Expansion of radar coverage by Super Dual Auroral Radar Network (SuperDARN), European Incoherent Scatter Scientific Association (EISCAT), and Resolute Bay Incoherent Scatter Radars (ISRs) in the NH polar cap provides data at high latitudes not previously available. Networked arrays such as AMPERE and SuperMAG also extend coverage in space and/or time. Data analysis has historically relied on event analysis or statistical analysis of selected events, but new methodologies based on machine learning in analysis of distributed data may provide added insight into the physical process. Examples of network analysis applied to the SuperMAG array are shown by Dods et al. (2015, 2017). The approach treats the correlated data between each pair of stations in order to estimate the connectivity of the substorm response across the network. The method leads to characterization of substorms in terms of spatial extent and level of cross correlation. The connectivity can also be used to characterize amplitude, phase, and direction of the substorm activity. The number of ground stations used in the analysis was around 100. Applying the methodology to response of the FACs to changes in IMF during quiet, nonstorm intervals, Dods et al. (2017) found a network response of 8–10 minutes, and impact at dayside stations occurred 2–8 minutes before nightside. The methodology is currently limited by the need for relatively dense networks, which now restricts wider application, but further investigation into this new approach would help to determine how best to utilize this new technique.
The highest density of ionospheric data sources is probably the Global Navigation Satellite System (GNSS), a worldwide array of GNSS receivers. Data from approximately 5,000 receivers is newly available through the CEDAR Madrigal website (http://cedar.openmadrigal.org/index.html/). The repository contains vertical TEC for the past 20 years, and slant TEC for the past 2 years at the time of writing. It is expected that this will increase with time. While coverage at polar latitudes is restricted as noted above, GNSS data complements existing radar facilities and polar‐orbit satellite data collection. GNSS data are the basis of certain assimilative models as mentioned above. Wider distribution of TEC data will contribute to more accurate specification via assimilation, but does not resolve the outstanding problem of forecasting the IT response when the solar wind is fluctuating.
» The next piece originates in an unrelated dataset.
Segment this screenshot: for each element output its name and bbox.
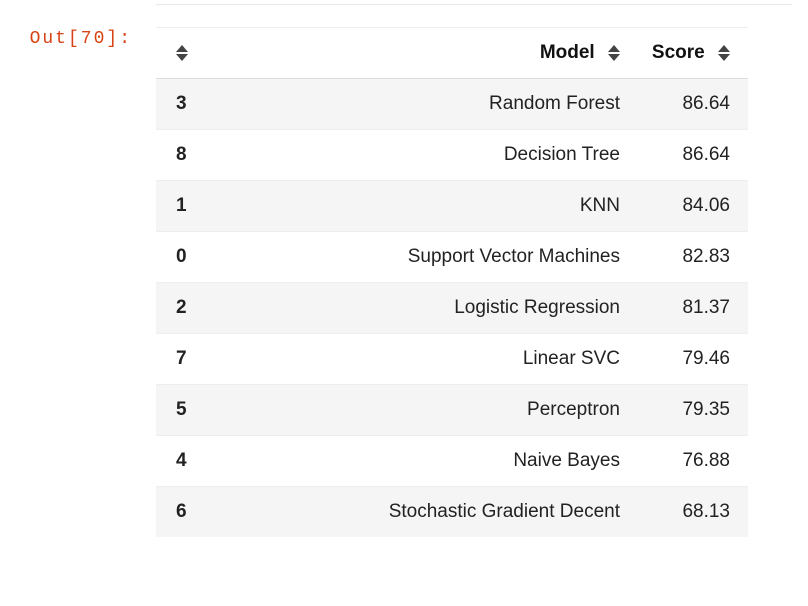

A question related to data coverage and analysis is the relevant resolution required to capture the IT system response to magnetospheric input. It has been shown that estimates of Poynting flux increase if higher resolution data are used to capture the variability in the electric field (Codrescu et al., 1995; Cosgrove & Codrescu, 2009; Matsuo & Richmond, 2008). However, there has not been an investigation into the geoeffectiveness of the variability that should be carried out in order to place limits on required resolution for data as well as models. While it seems intuitive that larger Poynting flux will result in larger Joule heating, it is not clear whether the IT response depends on other constraints, such as the time needed for collisional chemical reactions or for transfer from Poynting flux power into kinetic energy of ions or neutrals.